Weekly Update 5.14 Finding a Tailwind During Inflationary Headwinds
by Zach Marsh on May 21, 2021
This week we witnessed a pickup in volatility. Perhaps it was the CPI reading which showed a dramatic increase in inflation—6.2% year over year and 0.9% month over month. Maybe it was fallout from the Colonial Pipeline hacking. Or, maybe, it was recent changes in CDC guidelines causing a further unwind of the lockdown trade. Whatever the cause, markets certainly were a bit jittery this week.
On Monday, the S&P 500 dropped nearly 1%. Tuesday the large-cap index fell another 0.9%. By the end of day Wednesday the market had fallen another 2.1%, bringing the losses for the 3-day period to nearly 4%. Fear seemed to be grabbing hold of the market. By Wednesday, the Cboe Volatility Index (VIX) had risen 65% versus Friday’s closing level. Perhaps, despite the Federal Reserve’s jawboning that current inflation is “transitory” was falling on deaf ears on Wall Street. However, yesterday the market stabilized and recovered 1.2%. Early market action today sees the S&P 500 up another 1%. Should the market hold these levels we will have experienced just a modest decline of less than 2%.
The increase in market volatility should be somewhat unsurprising. The higher and faster market’s rise the greater likelihood for sharp corrections. High valuations cause uneasiness among investors. Picture a game of musical chairs, everyone is expecting the music to stop and thus are apprehensive about finding an empty chair. The higher markets climb, like the game of musical chairs, the shorter the music plays. No one has ever accused me of being Pollyannaish. Consequently, I see many signs of froth and remembrances of things past. When I hear people throughout the day mention Dogecoin I can’t help but think this is a crazy bubble. When Elon Musk goes on SNL my bubble radar goes to 11.
In my career I have experienced unchecked euphoria—I have seen booms and busts. One thing, though, that I haven’t experienced is runaway inflation. The last time the CPI saw a 0.9% month over month gain was 1982, I was 9. 1982 was pretty much the tail end of a 13-year inflationary period. While the Federal Reserve’s policy targets a 2% inflation rate, they state they are willing to let it run hotter than that rate for a time being. They remain confident that they can easily curtail any unwanted inflation at any time. Some may see that as encouraging, others may read that as hubris, I fall in the latter camp. Throughout the 1970’s inflation in the US frequently reached double digits. The Fed, at that time, was late trying to control inflation. Still the 10-year US Treasury rate rose from 6% to over 10% between 1969 and 1980.
Hiking interest rates is the only tool to control inflation. Currently 8% of the federal budget consists of interest payments on existing debt.

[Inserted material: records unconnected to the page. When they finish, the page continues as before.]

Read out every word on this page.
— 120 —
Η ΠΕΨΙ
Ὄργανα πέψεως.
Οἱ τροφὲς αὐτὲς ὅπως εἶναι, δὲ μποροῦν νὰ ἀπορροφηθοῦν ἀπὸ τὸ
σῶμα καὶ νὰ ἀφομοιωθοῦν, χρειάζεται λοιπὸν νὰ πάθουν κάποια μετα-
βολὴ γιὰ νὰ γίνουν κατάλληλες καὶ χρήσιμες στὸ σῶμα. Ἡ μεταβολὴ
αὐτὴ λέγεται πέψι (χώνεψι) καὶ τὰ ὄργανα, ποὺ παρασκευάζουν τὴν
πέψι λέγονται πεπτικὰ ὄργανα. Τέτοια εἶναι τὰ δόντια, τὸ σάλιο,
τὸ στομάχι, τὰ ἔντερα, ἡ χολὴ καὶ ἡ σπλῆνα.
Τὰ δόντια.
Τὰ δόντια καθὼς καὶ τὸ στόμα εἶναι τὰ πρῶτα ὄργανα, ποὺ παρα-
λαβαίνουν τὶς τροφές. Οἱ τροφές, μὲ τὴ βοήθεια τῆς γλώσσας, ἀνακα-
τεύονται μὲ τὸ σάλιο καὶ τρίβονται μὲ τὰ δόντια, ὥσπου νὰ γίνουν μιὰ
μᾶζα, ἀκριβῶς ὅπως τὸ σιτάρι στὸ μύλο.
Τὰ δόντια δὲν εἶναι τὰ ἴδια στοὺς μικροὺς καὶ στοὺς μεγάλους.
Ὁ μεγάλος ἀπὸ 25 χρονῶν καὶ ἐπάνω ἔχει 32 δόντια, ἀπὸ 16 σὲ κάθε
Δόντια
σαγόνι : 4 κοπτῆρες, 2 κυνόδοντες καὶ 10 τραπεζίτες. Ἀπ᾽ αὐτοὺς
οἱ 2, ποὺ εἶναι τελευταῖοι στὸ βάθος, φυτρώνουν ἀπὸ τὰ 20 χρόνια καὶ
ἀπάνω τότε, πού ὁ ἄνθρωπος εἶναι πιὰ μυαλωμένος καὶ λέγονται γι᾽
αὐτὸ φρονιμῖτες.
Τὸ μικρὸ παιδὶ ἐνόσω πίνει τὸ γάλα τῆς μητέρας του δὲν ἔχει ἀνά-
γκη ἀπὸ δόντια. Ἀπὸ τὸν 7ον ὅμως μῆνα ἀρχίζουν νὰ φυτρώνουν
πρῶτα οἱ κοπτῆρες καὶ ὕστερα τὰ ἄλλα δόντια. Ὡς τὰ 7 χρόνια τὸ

Current plans in Washington call for increasing our debt through more stimulus projects. Should these plans go forward, we will see even greater deficits that need to be funded by government borrowing. That, alone, poses a problem. But the problem that is not discussed is what will happen should our borrowing costs rise dramatically. Should we be forced to raise rates, or should the markets raise rates on their own by pulling all demand for Federal debt obligations at current levels, we will see interest payments as a percentage of federal budget skyrocket. While the Fed may think, at this time, that they will act to curb inflation, I doubt they will feel the same at the time action is required.
So, we may be on the verge of a very different regime that we have lived under since the early ‘80’s. Lower interest rates and lower inflation seem to have run their course. We cannot have our cake and eat it too. I have heard it said that the early stages of inflation always feel great, but it is the later stages where pain resides. Unfortunately, I do not know when that transition takes place. Stocks may not be the worst place in times of inflation, but the winners may look different than the winners of the past.
Employing an adaptive, momentum-based strategy should help adjust to new environments. Choosing winners from losers, a priori, may prove challenging as we have not seen a similar environment for 40 years. Implementing a strategy which reacts to environmental shifts should help when separating the winners from the losers of the new regime.